Now we are engaged in a great civil war, testing whether that nation, or any nation so conceived and so dedicated, can long endure. We are met on a great battle-field of that war. We have come to dedicate a portion of that field, as a final resting place for those who here gave their lives that that nation might live. It is altogether fitting and proper that we should do this.

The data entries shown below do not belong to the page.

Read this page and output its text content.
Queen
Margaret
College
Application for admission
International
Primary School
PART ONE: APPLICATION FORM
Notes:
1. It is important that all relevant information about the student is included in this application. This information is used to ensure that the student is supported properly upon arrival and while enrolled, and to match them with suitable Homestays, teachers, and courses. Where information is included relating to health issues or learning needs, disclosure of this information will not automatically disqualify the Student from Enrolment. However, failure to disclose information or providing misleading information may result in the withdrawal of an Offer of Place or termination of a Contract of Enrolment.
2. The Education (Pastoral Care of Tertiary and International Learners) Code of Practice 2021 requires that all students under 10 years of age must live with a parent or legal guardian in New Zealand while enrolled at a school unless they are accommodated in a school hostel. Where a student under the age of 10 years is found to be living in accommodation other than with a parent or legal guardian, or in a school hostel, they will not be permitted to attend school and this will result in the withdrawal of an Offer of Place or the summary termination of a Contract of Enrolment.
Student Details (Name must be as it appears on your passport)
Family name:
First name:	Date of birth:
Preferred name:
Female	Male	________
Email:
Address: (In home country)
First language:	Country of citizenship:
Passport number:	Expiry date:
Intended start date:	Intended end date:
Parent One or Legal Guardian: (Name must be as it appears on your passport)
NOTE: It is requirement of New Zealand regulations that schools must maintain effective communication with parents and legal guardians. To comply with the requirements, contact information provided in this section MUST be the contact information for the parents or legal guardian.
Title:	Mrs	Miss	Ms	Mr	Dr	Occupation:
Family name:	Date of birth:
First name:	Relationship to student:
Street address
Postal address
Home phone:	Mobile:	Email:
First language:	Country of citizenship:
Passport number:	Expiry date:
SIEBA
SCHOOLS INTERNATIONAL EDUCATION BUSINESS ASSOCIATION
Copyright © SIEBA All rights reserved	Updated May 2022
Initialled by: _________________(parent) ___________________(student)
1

But, in a larger sense, we can not dedicate -- we can not consecrate -- we can not hallow -- this ground. The brave men, living and dead, who struggled here, have consecrated it, far above our poor power to add or detract. The world will little note, nor long remember what we say here, but it can never forget what they did here. It is for us the living, rather, to be dedicated here to the unfinished work which they who fought here have thus far so nobly advanced. It is rather for us to be here dedicated to the great task remaining before us -- that from these honored dead we take increased devotion to that cause for which they gave the last full measure of devotion -- that we here highly resolve that these dead shall not have died in vain -- that this nation, under God, shall have a new birth of freedom -- and that government of the people, by the people, for the people, shall not perish from the earth."